MSBs play a central role in the French economy: they employ over 3.4 million people (almost a quarter of salaried staff in the country’s 15-million-strong private sector) and represent 33% of exports. The size of these companies gives them significant assets in global competition. More structured than SMEs, and capable of mobilizing significant resources for their development strategy, they are often more reactive and flexible than big groups.
Sometimes, they are rather misleadingly compared to Mittelstand companies, which play an important role in the industrial fabric of our German neighbour. At other times, they are the “hidden champions” , global leaders in a fairly precise niche that prefer to remain a benchmark in their domain rather than disperse. An MSB can also be a development stage on the way to becoming a large company in the future. In any case, MSBs play a part in the solidity and renewal of our industry. Yet statistically this group of businesses is little represented in France.
It is now obvious that the French industrial system could export and innovate more if it included more midsize businesses. France includes some outstanding large groups that are driving forces for our economy. Our country also manifests considerable entrepreneurial initiative, as shown by its fertile business creation and high number of SMEs. However, on the whole, French SMEs still struggle to grow and become MSBs.
Yet it is these businesses that constitute the strength of the German industrial fabric: agile, innovative, exporting, and close to their customers around the world. They are rarely in the front line for major contracts, but they are deeply embedded in the globalization game. MSBs are less numerous in France, where they employ a quarter of private sector workers, but they represent a third of exports, compared to almost twice as much for big companies.
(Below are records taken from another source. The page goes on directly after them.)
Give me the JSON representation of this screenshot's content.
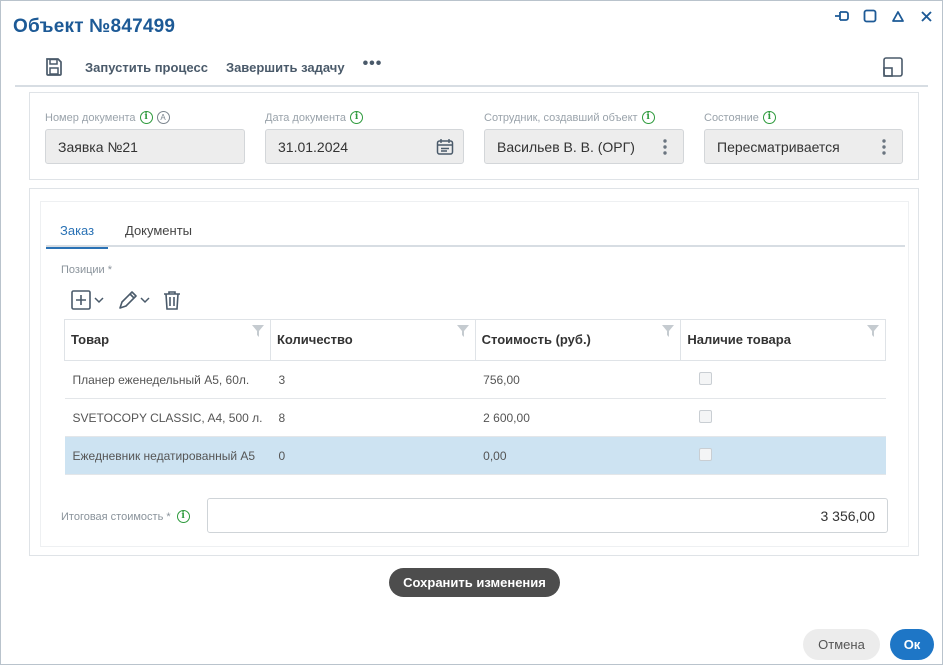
{
  "window": {
    "title": "Объект №847499",
    "controls": [
      "pin-icon",
      "maximize-icon",
      "collapse-icon",
      "close-icon"
    ]
  },
  "toolbar": {
    "save_icon": "floppy-disk-icon",
    "start_process": "Запустить процесс",
    "finish_task": "Завершить задачу",
    "more": "•••",
    "right_icon": "restore-window-icon"
  },
  "header": {
    "doc_number": {
      "label": "Номер документа",
      "value": "Заявка №21"
    },
    "doc_date": {
      "label": "Дата документа",
      "value": "31.01.2024"
    },
    "creator": {
      "label": "Сотрудник, создавший объект",
      "value": "Васильев В. В. (ОРГ)"
    },
    "state": {
      "label": "Состояние",
      "value": "Пересматривается"
    }
  },
  "tabs": [
    {
      "label": "Заказ",
      "active": true
    },
    {
      "label": "Документы",
      "active": false
    }
  ],
  "positions": {
    "label": "Позиции *",
    "columns": [
      "Товар",
      "Количество",
      "Стоимость (руб.)",
      "Наличие товара"
    ],
    "rows": [
      {
        "product": "Планер еженедельный А5, 60л.",
        "qty": "3",
        "cost": "756,00",
        "available": false,
        "selected": false
      },
      {
        "product": "SVETOCOPY CLASSIC, A4, 500 л.",
        "qty": "8",
        "cost": "2 600,00",
        "available": false,
        "selected": false
      },
      {
        "product": "Ежедневник недатированный А5",
        "qty": "0",
        "cost": "0,00",
        "available": false,
        "selected": true
      }
    ]
  },
  "total": {
    "label": "Итоговая стоимость *",
    "value": "3 356,00"
  },
  "buttons": {
    "save_changes": "Сохранить изменения",
    "cancel": "Отмена",
    "ok": "Ок"
  },
  "colors": {
    "title": "#1d5a96",
    "accent": "#2a72b5",
    "ok": "#1e76c6",
    "info": "#2d9a3c",
    "selected_row": "#cde3f2",
    "save_button": "#4d4d4d"
  }
}
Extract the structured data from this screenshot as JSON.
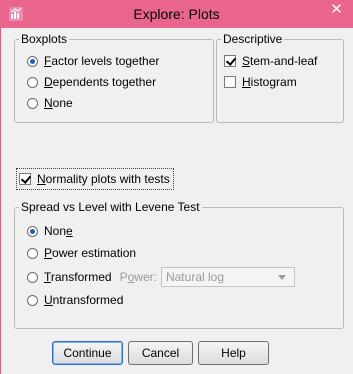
{
  "window": {
    "title": "Explore: Plots",
    "close_glyph": "✕"
  },
  "boxplots": {
    "legend": "Boxplots",
    "options": [
      {
        "label": "Factor levels together",
        "accel": "F",
        "rest": "actor levels together",
        "checked": true
      },
      {
        "label": "Dependents together",
        "accel": "D",
        "rest": "ependents together",
        "checked": false
      },
      {
        "label": "None",
        "accel": "N",
        "rest": "one",
        "checked": false
      }
    ]
  },
  "descriptive": {
    "legend": "Descriptive",
    "options": [
      {
        "label": "Stem-and-leaf",
        "accel": "S",
        "rest": "tem-and-leaf",
        "checked": true
      },
      {
        "label": "Histogram",
        "accel": "H",
        "rest": "istogram",
        "checked": false
      }
    ]
  },
  "normality": {
    "label": "Normality plots with tests",
    "accel": "N",
    "rest": "ormality plots with tests",
    "checked": true
  },
  "spread": {
    "legend": "Spread vs Level with Levene Test",
    "options": [
      {
        "label": "None",
        "pre": "Non",
        "accel": "e",
        "rest": "",
        "checked": true
      },
      {
        "label": "Power estimation",
        "pre": "",
        "accel": "P",
        "rest": "ower estimation",
        "checked": false
      },
      {
        "label": "Transformed",
        "pre": "",
        "accel": "T",
        "rest": "ransformed",
        "checked": false
      },
      {
        "label": "Untransformed",
        "pre": "",
        "accel": "U",
        "rest": "ntransformed",
        "checked": false
      }
    ],
    "power_label_pre": "P",
    "power_label_accel": "o",
    "power_label_rest": "wer:",
    "power_value": "Natural log"
  },
  "buttons": {
    "continue": "Continue",
    "cancel": "Cancel",
    "help": "Help"
  }
}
What are the ways to facilitate the growth of SMEs so that they can become MSBs? How can their development then be encouraged to regenerate the industrial fabric? The comments made by business leaders collected in this publication show that there is no miracle recipe or single solution, but that each company has to invent, choose or adapt practices to its specific business context in order to innovate, attract talent, develop staff skills, set out to conquer global markets, and find the financial resources to match its ambitions.
This book looks at the role of directors and their capacity to develop a long-term vision, adapt to new situations, deal with failure, attract reliable partners and mobilize them, and foster peaceful social dialogue. Business leaders also insist on the importance of partnerships with their customers, sub-contractors and local stakeholders to establish growth. This kind of cooperation can, for example, put them a step ahead in terms of innovation, give them a comprehensive view of a value chain, or help them secure a durable foothold in the territory and take advantage of its many networks.
This “collective game” was initiated a long time ago in Germany, but is all too often absent in France. However, thanks to improved awareness of the issues, the situation appears to be improving. The debate on the priorities of industrial policy is at last moving away from a fruitless opposition between major groups, MSBs and SMEs. The idea that prosperous ecosystems are based on a network of complementary stakeholders is gaining ground. Sectoral policies find genuine justification in this complementary system. Order-givers are becoming aware of their role in developing the capacities of their sub-contractors, with which they are entering into more balanced, longer-lasting partnerships, such as sectoral technology roadmaps and co-developments of future products. At the same time, MSBs are discovering the rich potential of partnerships with public research and education establishments.
In drawing attention to what MSBs are really like and how their leaders overcome the obstacles to their growth, the ambition of this book is to contribute to a movement that is crucial to the recovery of our economy, and of our industry in particular.